Farge, Arlette. The Allure of the Archives. Translated by Thomas Scott-Railton. New Haven: Yale University Press, 2013.
The author's approach is to toggle back and forth between descriptive, analytical chapters and brief, autobiographical sections--which tend to reveal how petty and annoying some people in the archives can be, and how one easily distinguishes between veterans and rookies. Along the way, Farge puts in a good word for the necessary task of transcribing old, handwritten documents. Though tedious, she insists that there is something essential and rewarding about such work (15-17).
In a section titled "Her Presence," she notes that if traditional histories often omit women, the archives never do: "In every popular expression of emotion, in groups large and small, women were on the scene and dove in headfirst into the action" (39).
Farge is convinced that the prime way of getting at social history is to focus on conflict: "Why not choose to take a deliberately provocative position on this, and assert that society's character manifests itself through antagonisms and conflicts? It is more important to say this than ever, because today there is a tendency to doubt the centrality of conflict" (43).
In another memorable section, the author describes how it is that some manuscripts are much easier to decipher when they are read out loud: "Nothing looks like anything, unless it is articulated, and the tongue delivers the writing from incomprehensibility" (60). Yet, people in reading rooms are supposed to work silently.

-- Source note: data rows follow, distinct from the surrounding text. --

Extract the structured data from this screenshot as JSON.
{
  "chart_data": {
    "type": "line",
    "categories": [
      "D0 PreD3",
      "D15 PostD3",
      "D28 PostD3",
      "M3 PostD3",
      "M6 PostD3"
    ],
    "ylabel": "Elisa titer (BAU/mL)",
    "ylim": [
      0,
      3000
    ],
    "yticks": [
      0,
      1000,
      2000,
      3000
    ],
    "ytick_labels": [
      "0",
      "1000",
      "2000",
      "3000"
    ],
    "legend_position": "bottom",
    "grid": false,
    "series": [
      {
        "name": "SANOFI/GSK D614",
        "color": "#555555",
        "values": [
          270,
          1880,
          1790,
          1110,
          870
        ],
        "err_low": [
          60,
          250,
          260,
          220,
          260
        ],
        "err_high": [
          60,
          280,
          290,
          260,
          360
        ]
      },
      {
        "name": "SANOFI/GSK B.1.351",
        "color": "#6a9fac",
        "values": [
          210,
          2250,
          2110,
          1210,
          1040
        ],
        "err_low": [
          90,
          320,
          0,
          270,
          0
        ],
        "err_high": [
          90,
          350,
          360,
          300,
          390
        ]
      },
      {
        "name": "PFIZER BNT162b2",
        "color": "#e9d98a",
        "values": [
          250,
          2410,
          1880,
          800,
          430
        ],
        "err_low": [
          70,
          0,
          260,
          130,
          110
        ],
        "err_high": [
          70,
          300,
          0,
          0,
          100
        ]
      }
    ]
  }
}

Farge also notes several pitfalls associated with archival research. For example, "you can become absorbed by the archives to the point that you no longer know how to interrogate them" (70). She observes that another common trap is to identify a thesis too early, thereby ensuring that you will "find" exactly and only what you were looking for in the first place.
Nearing the end, the author raises and responds to the question of the relationship between truth and written history. She takes a mediating approach, one that says that, while no historian every produces "the definitive truthful narrative," no historian worthy of the name can ever disregard truth, or fail to care about what is true (95-96).

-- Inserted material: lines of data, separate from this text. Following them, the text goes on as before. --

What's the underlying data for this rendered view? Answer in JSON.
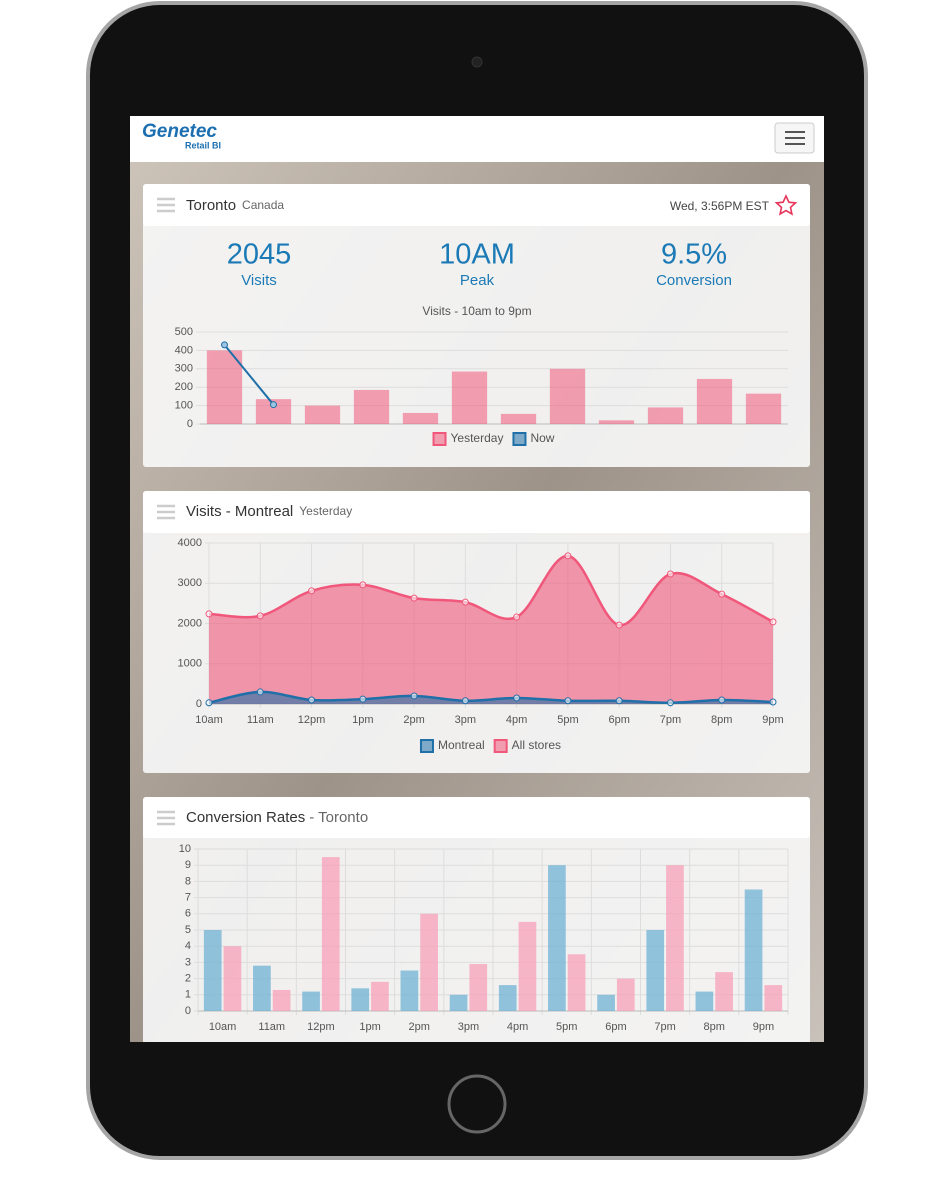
{
  "header": {
    "logo": "Genetec",
    "logo_sub": "Retail BI"
  },
  "location": {
    "city": "Toronto",
    "country": "Canada",
    "time": "Wed, 3:56PM EST"
  },
  "stats": [
    {
      "value": "2045",
      "label": "Visits"
    },
    {
      "value": "10AM",
      "label": "Peak"
    },
    {
      "value": "9.5%",
      "label": "Conversion"
    }
  ],
  "chart_data": [
    {
      "type": "bar",
      "title": "Visits - 10am to 9pm",
      "categories": [
        null,
        null,
        null,
        null,
        null,
        null,
        null,
        null,
        null,
        null,
        null,
        null
      ],
      "series": [
        {
          "name": "Yesterday",
          "color": "#f0577a",
          "values": [
            400,
            135,
            100,
            185,
            60,
            285,
            55,
            300,
            20,
            90,
            245,
            165
          ]
        },
        {
          "name": "Now",
          "type": "line",
          "color": "#1f6fa8",
          "values": [
            430,
            105,
            null,
            null,
            null,
            null,
            null,
            null,
            null,
            null,
            null,
            null
          ]
        }
      ],
      "ylim": [
        0,
        500
      ],
      "yticks": [
        0,
        100,
        200,
        300,
        400,
        500
      ],
      "grid": true,
      "legend": "bottom"
    },
    {
      "type": "area",
      "title": "Visits - Montreal",
      "subtitle": "Yesterday",
      "categories": [
        "10am",
        "11am",
        "12pm",
        "1pm",
        "2pm",
        "3pm",
        "4pm",
        "5pm",
        "6pm",
        "7pm",
        "8pm",
        "9pm"
      ],
      "series": [
        {
          "name": "Montreal",
          "color": "#1f6fa8",
          "values": [
            30,
            300,
            100,
            120,
            200,
            80,
            150,
            80,
            80,
            30,
            100,
            50
          ]
        },
        {
          "name": "All stores",
          "color": "#f0577a",
          "values": [
            2240,
            2190,
            2810,
            2960,
            2630,
            2530,
            2160,
            3680,
            1960,
            3230,
            2730,
            2040
          ]
        }
      ],
      "ylim": [
        0,
        4000
      ],
      "yticks": [
        0,
        1000,
        2000,
        3000,
        4000
      ],
      "grid": true,
      "xgrid": true,
      "legend": "bottom"
    },
    {
      "type": "bar",
      "title": "Conversion Rates",
      "subtitle": "- Toronto",
      "categories": [
        "10am",
        "11am",
        "12pm",
        "1pm",
        "2pm",
        "3pm",
        "4pm",
        "5pm",
        "6pm",
        "7pm",
        "8pm",
        "9pm"
      ],
      "series": [
        {
          "color": "#6fb2d4",
          "values": [
            5,
            2.8,
            1.2,
            1.4,
            2.5,
            1,
            1.6,
            9,
            1,
            5,
            1.2,
            7.5
          ]
        },
        {
          "color": "#f7a0b8",
          "values": [
            4,
            1.3,
            9.5,
            1.8,
            6,
            2.9,
            5.5,
            3.5,
            2,
            9,
            2.4,
            1.6
          ]
        }
      ],
      "ylim": [
        0,
        10
      ],
      "yticks": [
        0,
        1,
        2,
        3,
        4,
        5,
        6,
        7,
        8,
        9,
        10
      ],
      "grid": true,
      "xgrid": true
    }
  ]
}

Here, I noticed a correspondence between Farge's book and one by Cold War historian John Lewis Gaddis titled, The Landscape of History: How Historians Map the Past (Oxford, 2002). Gaddis notes that, on the one hand, historians have always known that arriving at historical consciousness means you have learned "that there is no 'correct' interpretation of the past" and that "the act of interpreting is itself a vicarious enlargement of experience" (10). On the other hand, he rejects the extreme conclusion that because "we have no absolute basis for measuring time and space" we therefore "can't know anything about what happened within them" (34). Both Farge and Gaddis would agree, I think, that historians can and should identify many things that are true, while at the same time recognizing that one's interpretation of a set of facts is just that, an interpretation.